A spokesman for the US Central Command, Bill Urban, said that the "American defensive strike" that was launched on Sunday by a drone from outside Afghanistan, targeted "a mechanism in Kabul, to eliminate an imminent threat of the Islamic State-Khorasan Province against (Hamid Karzai) International Airport."

"We are confident that we hit the target," he added, noting that "strong secondary explosions from the mechanism showed the presence of a large amount of explosives" inside it.


US investigation into civilian deaths

In the same context, the United States is conducting an investigation into whether civilians were killed in an air strike launched by a drone to destroy a booby-trapped vehicle in the Afghan capital, Kabul, according to what a spokesman for the US Central Command (Centcom) announced Sunday in a statement.

The statement came after CNN reported that nine family members, including six children, were killed in Sunday's air strike in the crowded capital, where thousands of Afghans are still gathering in an effort to leave.

"We are aware of reports of civilian casualties following the raid (which we carried out) on a vehicle in Kabul today (Sunday)," Captain Bill Urban, a spokesman for the US Central Command, said in a statement.

"We are still assessing the consequences of this strike, which we know disrupted an imminent threat from ISIS-K" against the airport in Kabul, he added.
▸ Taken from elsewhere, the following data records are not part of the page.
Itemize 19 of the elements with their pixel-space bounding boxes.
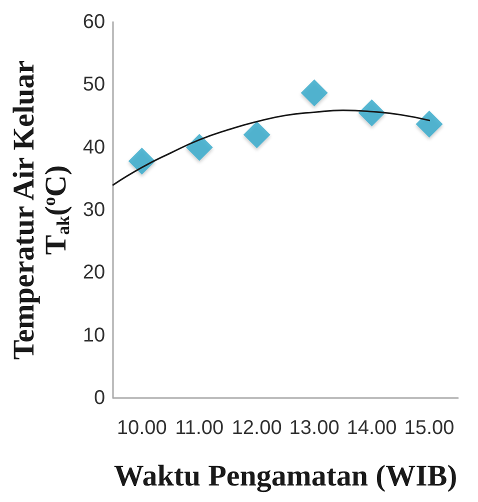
x-tick-label: 15.00 (404, 417, 454, 439)
y-tick-label: 50 (82, 74, 106, 96)
y-tick-label: 60 (82, 11, 106, 33)
y-tick-label: 40 (82, 136, 106, 158)
point (300, 79, 328, 106)
x-axis-title: Waktu Pengamatan (WIB) (114, 460, 458, 492)
y-tick-label: 30 (82, 199, 106, 221)
y-tick-label: 0 (94, 387, 106, 409)
point (416, 110, 443, 138)
x-tick-label: 10.00 (116, 417, 167, 439)
x-tick-label: 11.00 (175, 417, 224, 439)
point (128, 148, 156, 175)
point (186, 134, 213, 161)
x-tick-label: 14.00 (346, 417, 397, 439)
y-tick-label: 10 (82, 324, 106, 346)
x-tick-label: 12.00 (232, 417, 282, 439)
point (243, 121, 270, 148)
y-tick-label: 20 (82, 262, 106, 284)
x-tick-label: 13.00 (289, 417, 340, 439)
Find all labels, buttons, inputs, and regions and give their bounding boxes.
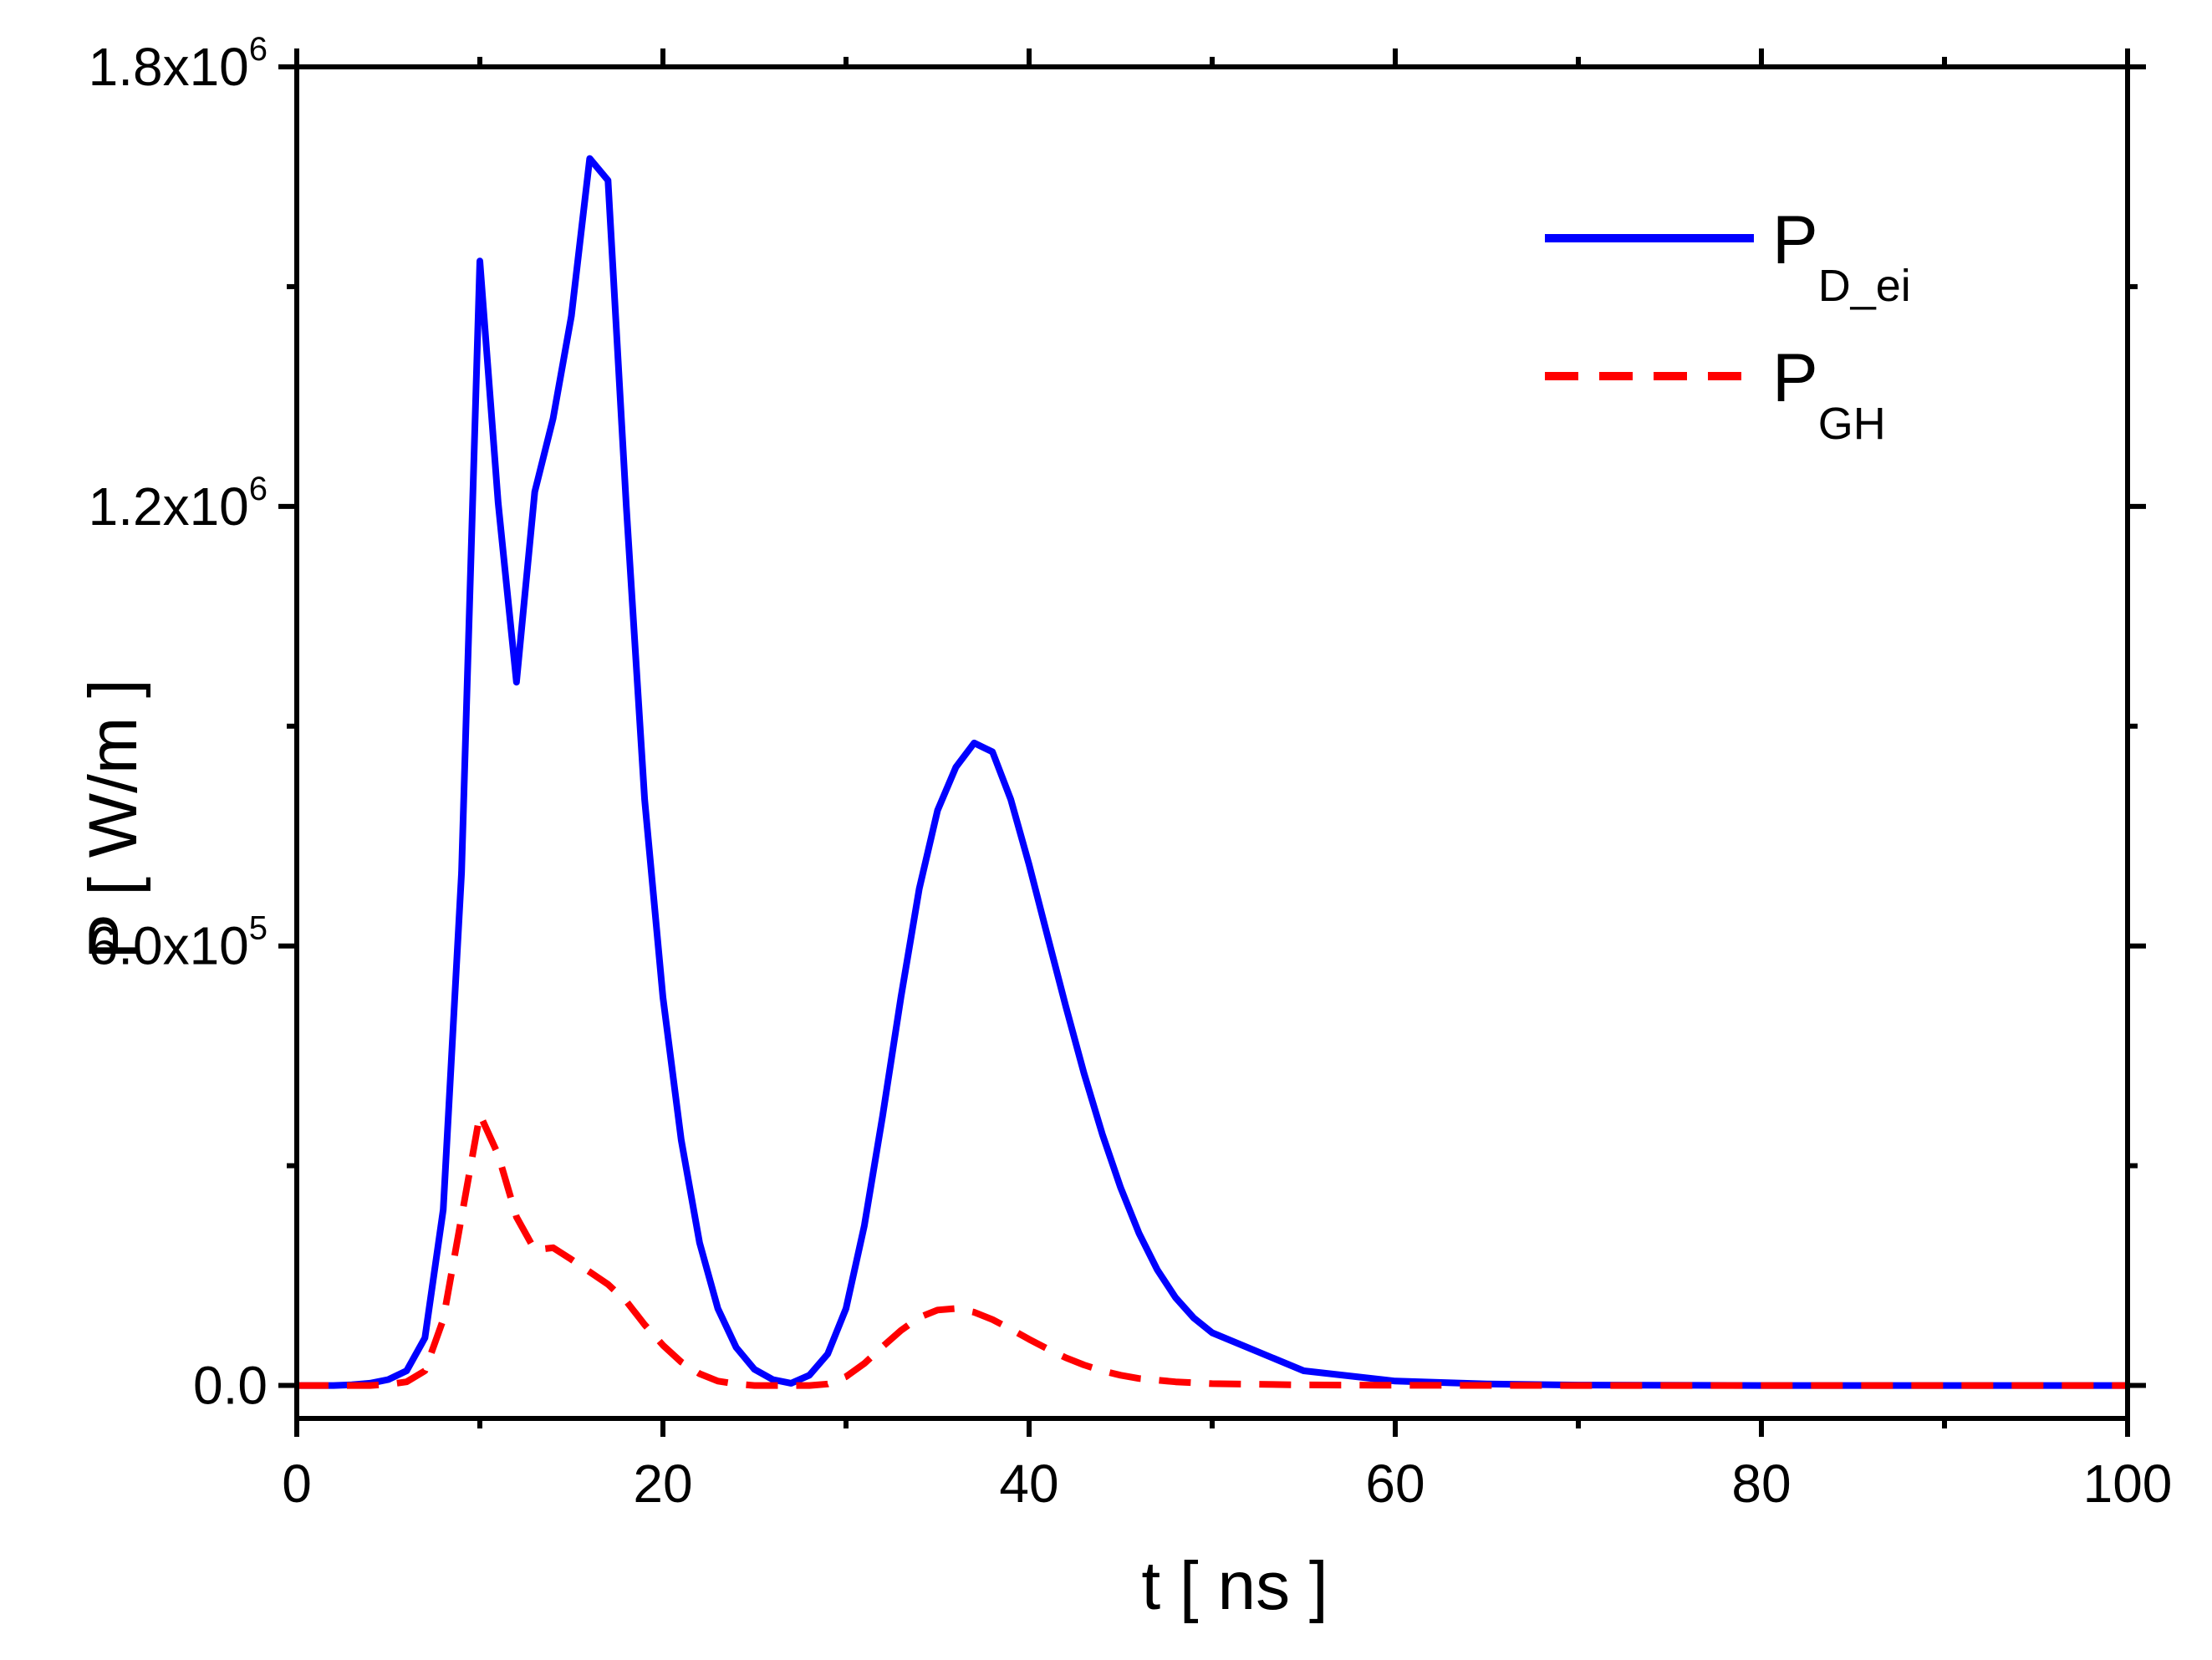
series-p-d-ei — [297, 155, 2128, 1389]
plot-frame — [294, 64, 2130, 1421]
tick-labels: 0 20 40 60 80 100 0.0 6.0x105 1.2x106 1.8x106 — [89, 31, 2173, 1514]
y-axis-label: P [ W/m ] — [75, 679, 151, 960]
x-tick-label: 40 — [999, 1454, 1058, 1514]
x-tick-label: 20 — [633, 1454, 692, 1514]
legend-label: PD_ei — [1772, 202, 1911, 311]
x-tick-label: 80 — [1731, 1454, 1791, 1514]
legend: PD_ei PGH — [1545, 202, 1911, 449]
series-layer — [297, 155, 2128, 1389]
y-tick-label: 1.8x106 — [89, 31, 268, 97]
series-line — [297, 1111, 2128, 1389]
x-tick-label: 0 — [282, 1454, 312, 1514]
x-tick-label: 60 — [1365, 1454, 1425, 1514]
y-tick-label: 6.0x105 — [89, 910, 268, 976]
series-line — [297, 155, 2128, 1389]
legend-label: PGH — [1772, 340, 1886, 449]
x-tick-label: 100 — [2083, 1454, 2173, 1514]
y-tick-label: 0.0 — [193, 1356, 268, 1416]
series-p-gh — [297, 1111, 2128, 1389]
y-tick-label: 1.2x106 — [89, 471, 268, 537]
x-axis-label: t [ ns ] — [1141, 1548, 1328, 1624]
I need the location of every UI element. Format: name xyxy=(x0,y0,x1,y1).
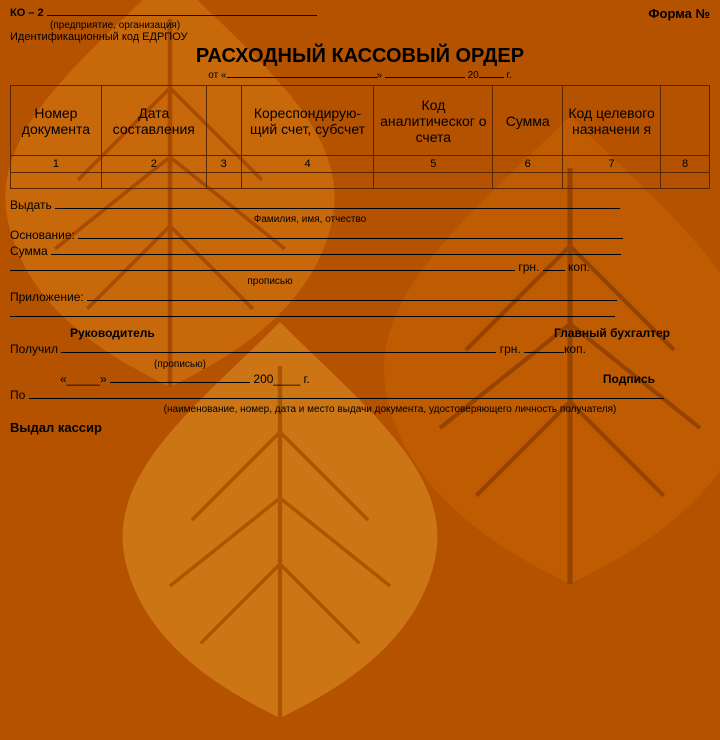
propisyu-caption: прописью xyxy=(210,275,330,289)
summa-label: Сумма xyxy=(10,244,48,258)
grn2: грн. xyxy=(500,342,521,356)
po-caption: (наименование, номер, дата и место выдач… xyxy=(70,403,710,417)
col-5: Код аналитическог о счета xyxy=(374,86,493,156)
summa-line2: грн. коп. xyxy=(10,259,710,275)
fields-block: Выдать Фамилия, имя, отчество Основание:… xyxy=(10,197,710,436)
osnovanie-label: Основание: xyxy=(10,228,75,242)
propisyu2-caption: (прописью) xyxy=(130,358,230,372)
fio-caption: Фамилия, имя, отчество xyxy=(160,213,460,227)
date-line: от « » 20 г. xyxy=(10,70,710,81)
col-4: Кореспондирую-щий счет, субсчет xyxy=(241,86,374,156)
n2: 2 xyxy=(101,156,206,173)
po-label: По xyxy=(10,388,25,402)
vydat-label: Выдать xyxy=(10,198,52,212)
date-close: » xyxy=(377,70,383,81)
summa-line: Сумма xyxy=(10,243,710,259)
header-row: КО – 2 (предприятие, организация) Иденти… xyxy=(10,6,710,43)
sig-row-1: Руководитель Главный бухгалтер xyxy=(10,325,710,341)
title: РАСХОДНЫЙ КАССОВЫЙ ОРДЕР xyxy=(10,45,710,68)
prilozhenie-line2 xyxy=(10,316,615,317)
n6: 6 xyxy=(493,156,563,173)
po-line: По xyxy=(10,387,710,403)
n7: 7 xyxy=(563,156,661,173)
poluchil-line: Получил грн. коп. xyxy=(10,341,710,357)
col-2: Дата составления xyxy=(101,86,206,156)
empty-row xyxy=(11,173,710,189)
rukovoditel-label: Руководитель xyxy=(70,325,155,341)
col-8 xyxy=(661,86,710,156)
col-1: Номер документа xyxy=(11,86,102,156)
org-blank xyxy=(47,6,317,16)
kop2: коп. xyxy=(564,342,586,356)
grn-label: грн. xyxy=(518,260,539,274)
left-header: КО – 2 (предприятие, организация) Иденти… xyxy=(10,6,317,43)
col-7: Код целевого назначени я xyxy=(563,86,661,156)
vydat-line: Выдать xyxy=(10,197,710,213)
date-sign-row: «_____» 200____ г. Подпись xyxy=(10,371,710,387)
prilozhenie-label: Приложение: xyxy=(10,290,84,304)
prilozhenie-line: Приложение: xyxy=(10,289,710,305)
date-open: «_____» xyxy=(60,372,107,386)
date-year: 200____ г. xyxy=(253,372,309,386)
n3: 3 xyxy=(206,156,241,173)
glavbuh-label: Главный бухгалтер xyxy=(554,325,670,341)
header-row: Номер документа Дата составления Кореспо… xyxy=(11,86,710,156)
poluchil-label: Получил xyxy=(10,342,58,356)
col-6: Сумма xyxy=(493,86,563,156)
year-suffix: г. xyxy=(507,70,512,81)
id-code-label: Идентификационный код ЕДРПОУ xyxy=(10,31,188,43)
form-code: КО – 2 xyxy=(10,7,44,19)
date-from: от « xyxy=(208,70,226,81)
col-3 xyxy=(206,86,241,156)
year-prefix: 20 xyxy=(468,70,479,81)
main-table: Номер документа Дата составления Кореспо… xyxy=(10,85,710,189)
osnovanie-line: Основание: xyxy=(10,227,710,243)
form-no-label: Форма № xyxy=(648,6,710,21)
kop-label: коп. xyxy=(568,260,590,274)
n4: 4 xyxy=(241,156,374,173)
n1: 1 xyxy=(11,156,102,173)
num-row: 1 2 3 4 5 6 7 8 xyxy=(11,156,710,173)
podpis-label: Подпись xyxy=(603,371,655,387)
n8: 8 xyxy=(661,156,710,173)
vydal-label: Выдал кассир xyxy=(10,419,710,437)
org-caption: (предприятие, организация) xyxy=(50,20,180,31)
doc-date: «_____» 200____ г. xyxy=(60,371,310,387)
n5: 5 xyxy=(374,156,493,173)
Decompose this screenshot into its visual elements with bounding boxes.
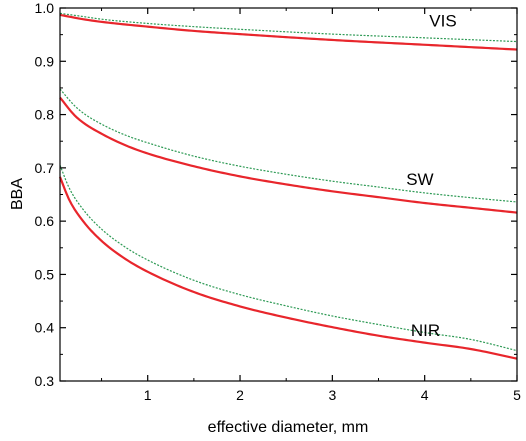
y-tick-label: 1.0 <box>35 0 55 16</box>
axis-layer: 1 2 3 4 5 0.3 0.4 0.5 0.6 0.7 0.8 0.9 1.0 <box>35 0 522 403</box>
y-axis-label: BBA <box>9 178 26 210</box>
x-tick-label: 2 <box>236 387 244 403</box>
series-line-3-red <box>59 96 518 214</box>
x-tick-label: 3 <box>328 387 336 403</box>
series-layer <box>58 12 518 360</box>
series-line-6-green <box>59 164 518 352</box>
series-line-2-green <box>59 12 518 43</box>
series-line-4-green <box>59 88 518 203</box>
series-line-5-red <box>58 176 518 360</box>
x-tick-label: 1 <box>144 387 152 403</box>
band-label-nir: NIR <box>411 321 440 340</box>
y-tick-label: 0.3 <box>35 373 55 389</box>
series-line-1-red <box>59 13 518 51</box>
y-tick-label: 0.6 <box>35 213 55 229</box>
annotation-layer: VIS SW NIR <box>406 12 456 341</box>
y-tick-label: 0.9 <box>35 53 55 69</box>
band-label-sw: SW <box>406 170 433 189</box>
y-tick-label: 0.7 <box>35 160 55 176</box>
y-tick-label: 0.4 <box>35 320 55 336</box>
x-axis-label: effective diameter, mm <box>208 419 369 436</box>
x-tick-label: 4 <box>421 387 429 403</box>
y-tick-label: 0.5 <box>35 266 55 282</box>
plot-area-background <box>60 8 517 381</box>
x-tick-label: 5 <box>513 387 521 403</box>
y-tick-label: 0.8 <box>35 107 55 123</box>
band-label-vis: VIS <box>429 12 456 31</box>
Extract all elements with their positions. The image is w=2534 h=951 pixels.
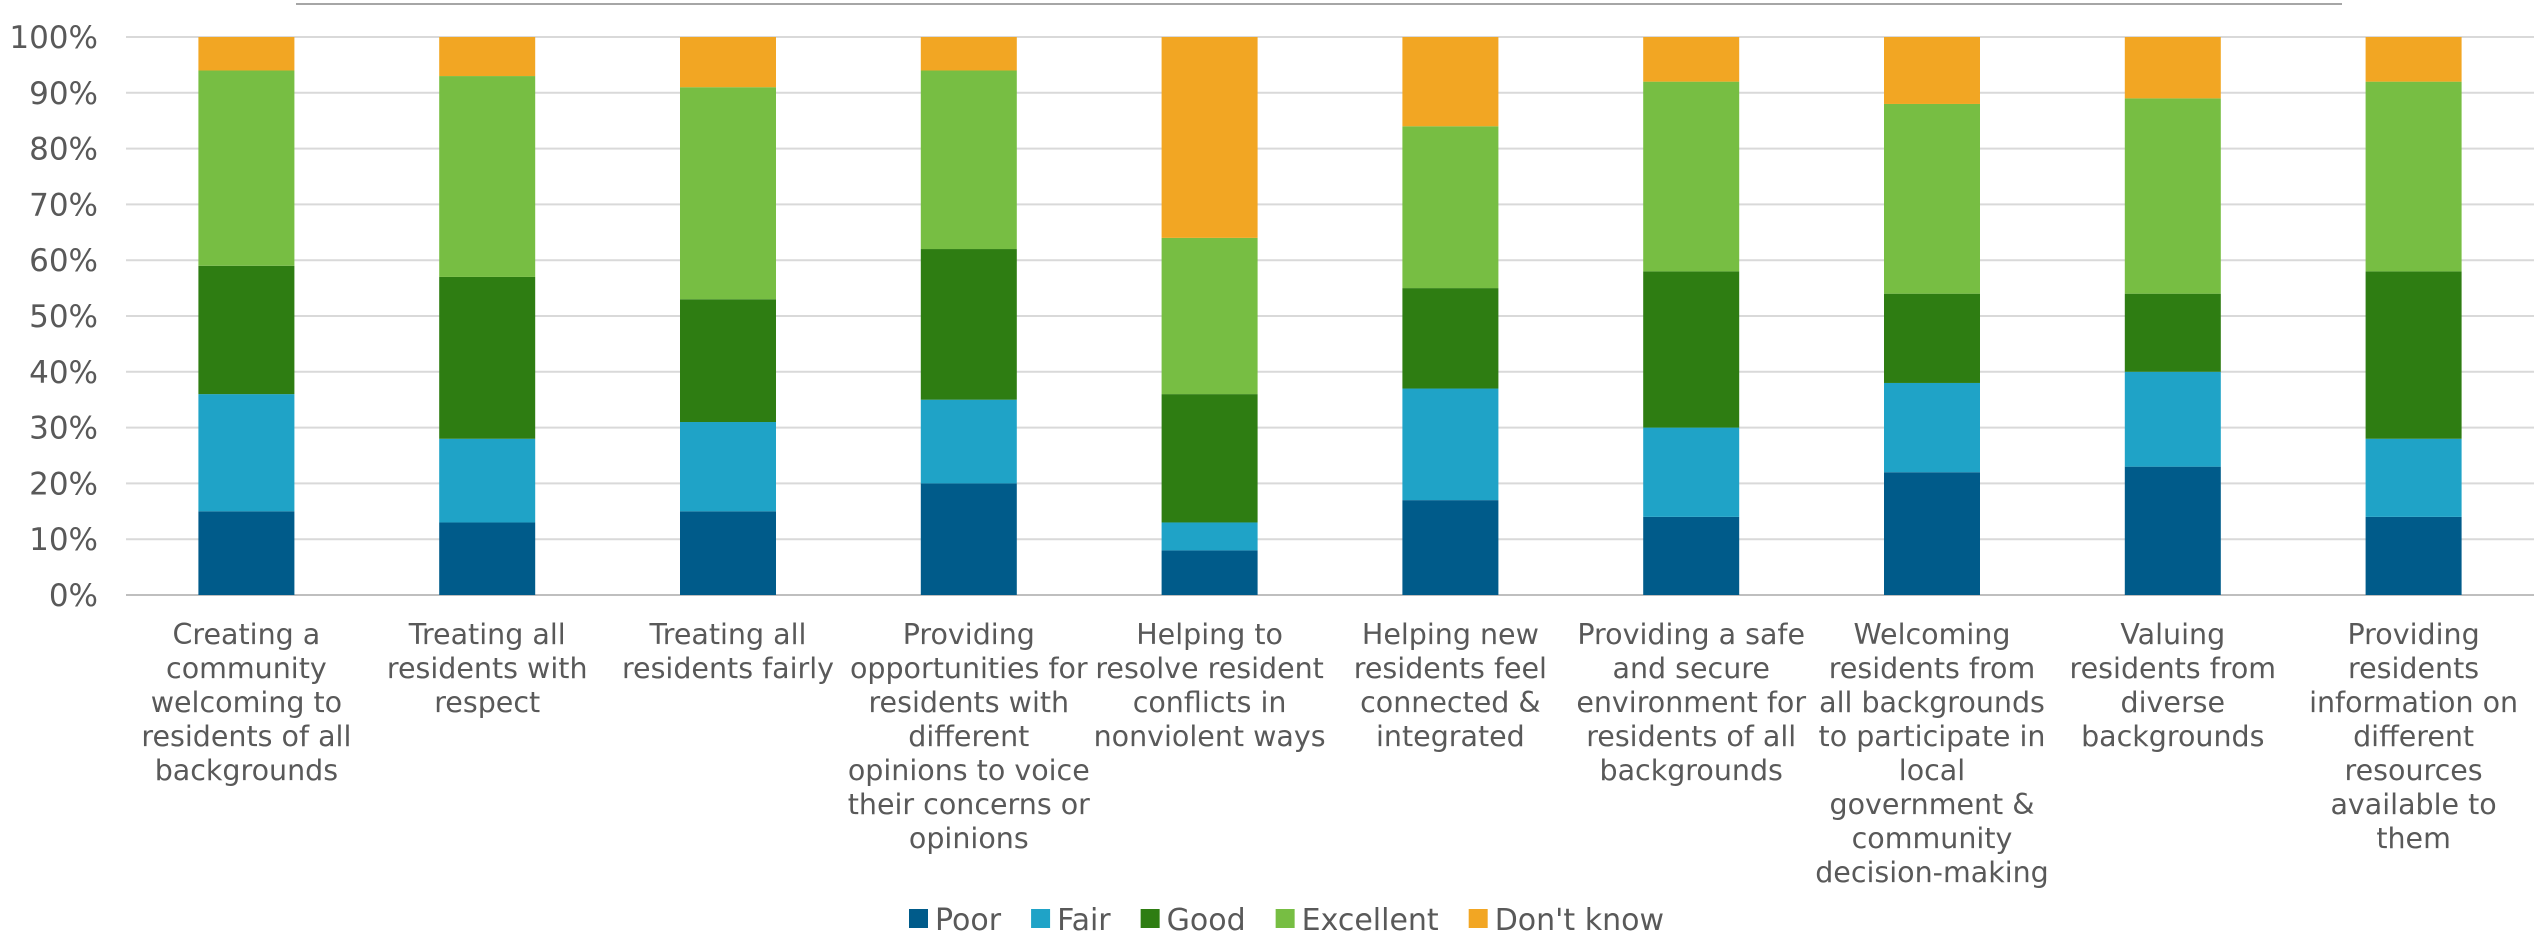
bar-segment xyxy=(920,70,1017,250)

"We know that there were large and powerful explosions afterwards resulting from the destruction of the vehicle, which indicates the presence of a large amount of explosive material inside it that may have caused additional casualties," Urban said.

"It is not clear what could have happened, and we are conducting further investigations," he added.

"We will be deeply saddened by any possible loss of innocent life," he said.

Al-Jazeera correspondent quoted a source in the Taliban movement, as saying that the US forces carried out two raids that targeted a car and a house north of the capital, Kabul.

The source stated that 6 civilians, including 4 children, were killed in the raid that targeted the house.

Al-Jazeera correspondent in Kabul had reported earlier that a shell had fallen on a house in the vicinity of the airport in the Afghan capital.

The United States announced on Sunday that it had carried out a "defensive" strike with a drone targeting a booby-trapped vehicle with the aim of "eliminating an imminent threat" to Kabul Airport, originating from the Islamic State-Khursan Province.


On Saturday, US President Joe Biden warned of a "very likely" new attack after Thursday's attack near Kabul airport, which was claimed by the Islamic State organization and left more than 100 people dead, including 13 American soldiers.

In response to Thursday's attack, Washington had launched a drone strike in Afghanistan, killing two members of the organization and wounding a third, warning that this strike would not be the last.

On the other hand, the bodies of the American soldiers who were killed in the two suicide bombings that took place at Hamid Karzai Airport in Kabul last Friday, arrived at the Dover military base in Delaware, eastern USA.

US President Joe Biden presented the bodies of the victims, along with Defense Secretary Lloyd Austin and a number of military officials.